In an interview with On The Coast guest host Gloria Macarenko, Molloy said the day after the Canadian visa office opened, people were lined up for three blocks outside the office door, desperate to get out of the country.
"I think we passed out 3,000 applications that day. It was really an amazing thing," Molloy said.
Jalal Jaffer said the Canadian diplomats were a stark contrast to the British officials, who were more process-driven and detached.
Instead, he says, the Canadian team were more compassionate, and were willing to make the process work for them.
In the end, the Jaffers were two of the almost 6,000 people who got out of Uganda within months thanks to Canadian visas.
Kampala to London to B.C.
The couple went to London first, where they had lived previously as students and knew the lay of the land.
But they wanted to start a family, and London was claustrophobic. They still had their Canadian visas, and the country was beginning to intrigue them.

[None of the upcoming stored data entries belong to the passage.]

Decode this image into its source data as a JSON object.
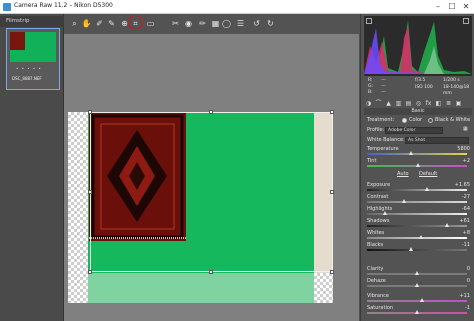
{
  "window": {
    "title": "Camera Raw 11.2  –  Nikon D5300",
    "min": "–",
    "max": "☐",
    "close": "✕"
  },
  "toolbar": {
    "tools": [
      "zoom-icon",
      "hand-icon",
      "white-balance-icon",
      "color-sampler-icon",
      "targeted-adjust-icon",
      "crop-icon",
      "straighten-icon",
      "spot-removal-icon",
      "red-eye-icon",
      "adjustment-brush-icon",
      "graduated-filter-icon",
      "radial-filter-icon",
      "preferences-icon",
      "rotate-left-icon",
      "rotate-right-icon"
    ],
    "selected_tool": "crop-icon"
  },
  "filmstrip": {
    "header": "Filmstrip",
    "thumb_name": "DSC_8887.NEF",
    "stars": "• • • • •"
  },
  "histogram": {
    "r_label": "R:",
    "g_label": "G:",
    "b_label": "B:",
    "r_val": "---",
    "g_val": "---",
    "b_val": "---",
    "aperture": "f/3.5",
    "shutter": "1/200 s",
    "iso": "ISO 100",
    "lens": "18-140@18 mm"
  },
  "panel": {
    "section": "Basic",
    "treatment_label": "Treatment:",
    "treatment_color": "Color",
    "treatment_bw": "Black & White",
    "profile_label": "Profile:",
    "profile_value": "Adobe Color",
    "wb_label": "White Balance:",
    "wb_value": "As Shot",
    "temperature_label": "Temperature",
    "temperature_value": "5800",
    "tint_label": "Tint",
    "tint_value": "+2",
    "auto_label": "Auto",
    "default_label": "Default",
    "exposure_label": "Exposure",
    "exposure_value": "+1.65",
    "contrast_label": "Contrast",
    "contrast_value": "-27",
    "highlights_label": "Highlights",
    "highlights_value": "-64",
    "shadows_label": "Shadows",
    "shadows_value": "+61",
    "whites_label": "Whites",
    "whites_value": "+8",
    "blacks_label": "Blacks",
    "blacks_value": "-11",
    "clarity_label": "Clarity",
    "clarity_value": "0",
    "dehaze_label": "Dehaze",
    "dehaze_value": "0",
    "vibrance_label": "Vibrance",
    "vibrance_value": "+11",
    "saturation_label": "Saturation",
    "saturation_value": "-1"
  },
  "colors": {
    "accent": "#d0181a",
    "green_screen": "#16b85e",
    "rug_red": "#6b0f0b"
  }
}
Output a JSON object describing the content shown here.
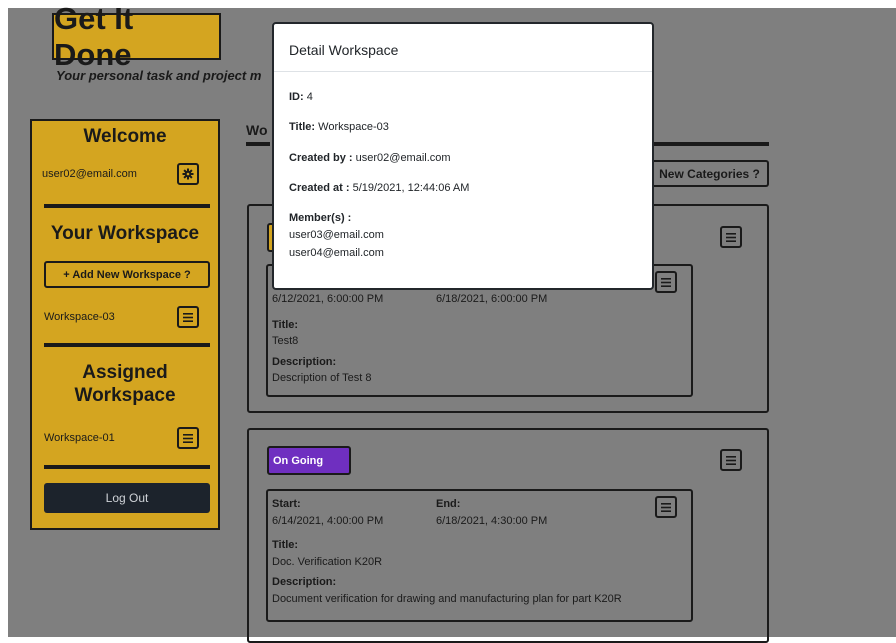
{
  "app": {
    "title": "Get It Done",
    "tagline": "Your personal task and project m"
  },
  "sidebar": {
    "welcome_title": "Welcome",
    "user_email": "user02@email.com",
    "your_workspace_title": "Your Workspace",
    "add_workspace_label": "+ Add New Workspace ?",
    "your_workspaces": [
      {
        "label": "Workspace-03"
      }
    ],
    "assigned_title_line1": "Assigned",
    "assigned_title_line2": "Workspace",
    "assigned_workspaces": [
      {
        "label": "Workspace-01"
      }
    ],
    "logout_label": "Log Out"
  },
  "main": {
    "tab_label": "Wo",
    "new_categories_label": "New Categories ?",
    "categories": [
      {
        "status": "",
        "status_color": "#d4a520",
        "task": {
          "start_value": "6/12/2021, 6:00:00 PM",
          "end_value": "6/18/2021, 6:00:00 PM",
          "title_label": "Title:",
          "title_value": "Test8",
          "description_label": "Description:",
          "description_value": "Description of Test 8"
        }
      },
      {
        "status": "On Going",
        "status_color": "#6f2fc0",
        "task": {
          "start_label": "Start:",
          "start_value": "6/14/2021, 4:00:00 PM",
          "end_label": "End:",
          "end_value": "6/18/2021, 4:30:00 PM",
          "title_label": "Title:",
          "title_value": "Doc. Verification K20R",
          "description_label": "Description:",
          "description_value": "Document verification for drawing and manufacturing plan for part K20R"
        }
      }
    ]
  },
  "modal": {
    "title": "Detail Workspace",
    "id_label": "ID:",
    "id_value": "4",
    "title_label": "Title:",
    "title_value": "Workspace-03",
    "created_by_label": "Created by :",
    "created_by_value": "user02@email.com",
    "created_at_label": "Created at :",
    "created_at_value": "5/19/2021, 12:44:06 AM",
    "members_label": "Member(s) :",
    "members": [
      "user03@email.com",
      "user04@email.com"
    ]
  },
  "colors": {
    "accent": "#d4a520",
    "dark": "#1c232c",
    "ongoing": "#6f2fc0",
    "backdrop": "#7f7f7f"
  },
  "icons": {
    "settings": "gear-icon",
    "menu": "hamburger-icon"
  }
}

"I was in Trafalgar Square, at Canada House, and I started reading newspapers, The Globe and Mail, The Toronto Star, and I started to get such a vibrant sense of Canada," said Jalal Jaffer.
"I was initially thinking about how Canadians lived in the North Pole, in igloos. That was my impression...But to see an exceptionally thriving, exciting country, we then couldn't wait to get to Canada."
Jalal and Shamshad Jaffer built lives for themselves in B.C.: he became a lawyer, and she became a realtor and then a stay-at-home mom.
'Rhetoric of numbers'
But 43 years later, as the refugee crisis in the Middle East continues to boil over, the Jaffers say they don't recognize the Canada that saved them from persecution.
Shamshad Jaffer feels there is a lack of leadership coming from senior government, which is troubling after so many waves of refugees have come to Canada in the past.
"I find the rhetoric to be of numbers, without compassion, without the humanitarian realization that there's something happening out there," she said.
Molloy agrees that Canada can be doing more.
"I think we can easily take in another 25,000 people," he said. "We have the best settlement agencies in the world. We have people who are willing to sponsor. But the government has to lead and the processes have to be simplified."